If you find yourself being often overwhelmed by what you want to make... learn to make simpler recipes, get a rice cooker or crockpot and just have basically a constant supply of something approximating a stew, get an airfryer or toaster oven for rapidly heating up smaller portions, salads are great for you and often have a pretty low prep time.
Save the dishwasher for actual schedule emergencies and hosting an occasional get together or party.
...
Basically, treat dishes as credit card debt.
Pay that shit off ASAP, otherwise, it'll snowball into disaster.
Remove the 'i can handle the dishes/pay this off later' from your mental approach to it, directly associate all the costs together in a very near time frame.
...
tldr; that saying needs a makeover or rebrand.
Maybe:
Clean as you go, dish pile don't grow.
something like that? I am not really a ... sloganeer.
Okay... but while you were typing all of this, you could have been cleaning. The motto stands.
Got nothing to clean.
Because ... I follow these rules... and keep everything clean.
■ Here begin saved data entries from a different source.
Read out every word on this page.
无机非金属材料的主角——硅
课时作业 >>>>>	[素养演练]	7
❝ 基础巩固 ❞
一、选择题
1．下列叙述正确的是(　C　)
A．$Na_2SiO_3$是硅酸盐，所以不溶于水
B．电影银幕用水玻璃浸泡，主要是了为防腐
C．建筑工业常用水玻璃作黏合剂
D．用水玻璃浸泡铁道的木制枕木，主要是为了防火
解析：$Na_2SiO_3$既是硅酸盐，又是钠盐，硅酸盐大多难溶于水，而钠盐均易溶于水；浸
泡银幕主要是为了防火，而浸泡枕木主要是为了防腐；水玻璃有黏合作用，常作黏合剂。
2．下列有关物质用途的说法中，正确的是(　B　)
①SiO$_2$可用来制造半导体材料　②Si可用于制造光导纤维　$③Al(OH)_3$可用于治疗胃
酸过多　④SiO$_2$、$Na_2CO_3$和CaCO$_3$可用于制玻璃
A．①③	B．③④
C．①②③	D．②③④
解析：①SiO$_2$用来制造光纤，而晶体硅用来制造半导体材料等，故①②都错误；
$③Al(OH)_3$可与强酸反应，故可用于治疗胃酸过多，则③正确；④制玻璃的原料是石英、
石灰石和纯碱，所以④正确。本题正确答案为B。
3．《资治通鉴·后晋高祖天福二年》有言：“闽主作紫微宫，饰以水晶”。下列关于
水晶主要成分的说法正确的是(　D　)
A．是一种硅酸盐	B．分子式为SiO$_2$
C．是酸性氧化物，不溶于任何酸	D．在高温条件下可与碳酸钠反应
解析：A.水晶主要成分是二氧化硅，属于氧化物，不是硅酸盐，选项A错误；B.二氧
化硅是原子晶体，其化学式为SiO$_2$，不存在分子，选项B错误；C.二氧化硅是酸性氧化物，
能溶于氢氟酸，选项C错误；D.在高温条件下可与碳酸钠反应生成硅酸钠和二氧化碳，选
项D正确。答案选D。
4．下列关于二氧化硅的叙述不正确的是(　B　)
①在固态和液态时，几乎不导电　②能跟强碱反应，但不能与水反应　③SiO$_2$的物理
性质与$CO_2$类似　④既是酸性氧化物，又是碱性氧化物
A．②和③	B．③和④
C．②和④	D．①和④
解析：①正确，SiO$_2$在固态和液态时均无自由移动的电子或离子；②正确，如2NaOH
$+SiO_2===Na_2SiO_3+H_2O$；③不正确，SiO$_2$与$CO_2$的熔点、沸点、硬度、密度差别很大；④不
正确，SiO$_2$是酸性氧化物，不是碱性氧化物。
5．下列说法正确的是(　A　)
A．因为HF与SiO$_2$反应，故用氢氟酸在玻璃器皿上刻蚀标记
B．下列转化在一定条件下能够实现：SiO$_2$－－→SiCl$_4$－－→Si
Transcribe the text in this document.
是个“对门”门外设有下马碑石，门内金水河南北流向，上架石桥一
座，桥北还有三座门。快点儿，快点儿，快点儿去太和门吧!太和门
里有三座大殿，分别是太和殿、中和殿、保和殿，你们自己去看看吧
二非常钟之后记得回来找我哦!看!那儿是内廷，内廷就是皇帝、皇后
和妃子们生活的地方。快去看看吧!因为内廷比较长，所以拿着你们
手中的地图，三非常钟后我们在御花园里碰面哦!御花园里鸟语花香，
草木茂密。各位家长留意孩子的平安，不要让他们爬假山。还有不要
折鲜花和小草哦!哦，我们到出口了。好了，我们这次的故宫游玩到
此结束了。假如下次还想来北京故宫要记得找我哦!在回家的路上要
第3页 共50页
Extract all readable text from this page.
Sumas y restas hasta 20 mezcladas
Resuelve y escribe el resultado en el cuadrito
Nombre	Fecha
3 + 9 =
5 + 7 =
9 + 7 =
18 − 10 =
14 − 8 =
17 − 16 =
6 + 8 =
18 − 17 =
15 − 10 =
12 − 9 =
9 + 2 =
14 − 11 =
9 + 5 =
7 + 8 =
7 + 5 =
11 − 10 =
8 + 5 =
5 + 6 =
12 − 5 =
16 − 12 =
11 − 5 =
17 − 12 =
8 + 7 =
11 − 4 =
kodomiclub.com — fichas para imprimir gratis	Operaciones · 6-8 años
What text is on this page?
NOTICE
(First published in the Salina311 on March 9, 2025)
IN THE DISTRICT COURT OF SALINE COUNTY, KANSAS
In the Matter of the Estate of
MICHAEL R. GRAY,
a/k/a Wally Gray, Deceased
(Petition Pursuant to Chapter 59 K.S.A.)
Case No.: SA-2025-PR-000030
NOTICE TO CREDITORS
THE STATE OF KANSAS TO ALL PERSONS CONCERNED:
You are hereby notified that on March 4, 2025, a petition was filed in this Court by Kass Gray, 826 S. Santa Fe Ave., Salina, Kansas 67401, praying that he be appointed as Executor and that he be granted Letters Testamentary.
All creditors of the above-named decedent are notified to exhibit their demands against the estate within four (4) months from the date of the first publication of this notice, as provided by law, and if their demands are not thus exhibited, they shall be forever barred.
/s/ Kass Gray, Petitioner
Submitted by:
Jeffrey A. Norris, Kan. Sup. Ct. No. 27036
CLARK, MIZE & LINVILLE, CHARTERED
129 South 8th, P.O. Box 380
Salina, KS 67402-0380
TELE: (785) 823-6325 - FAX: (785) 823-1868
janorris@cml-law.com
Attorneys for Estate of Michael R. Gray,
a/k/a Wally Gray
So...obviously not even trying then.
I... assume you are joking, but having grown up with a mother who had legitimate OCD, and would clean and clean and clean and clean in very particular ways, far beyond what was necesarry, and would freak out when any minor spec was anywhere...
I do not find this funny.
I sympathize and it obviously rubbed off on me. My dad called my mother "the white tornado". Legend has it if you stood still long enough, you'd get dusted.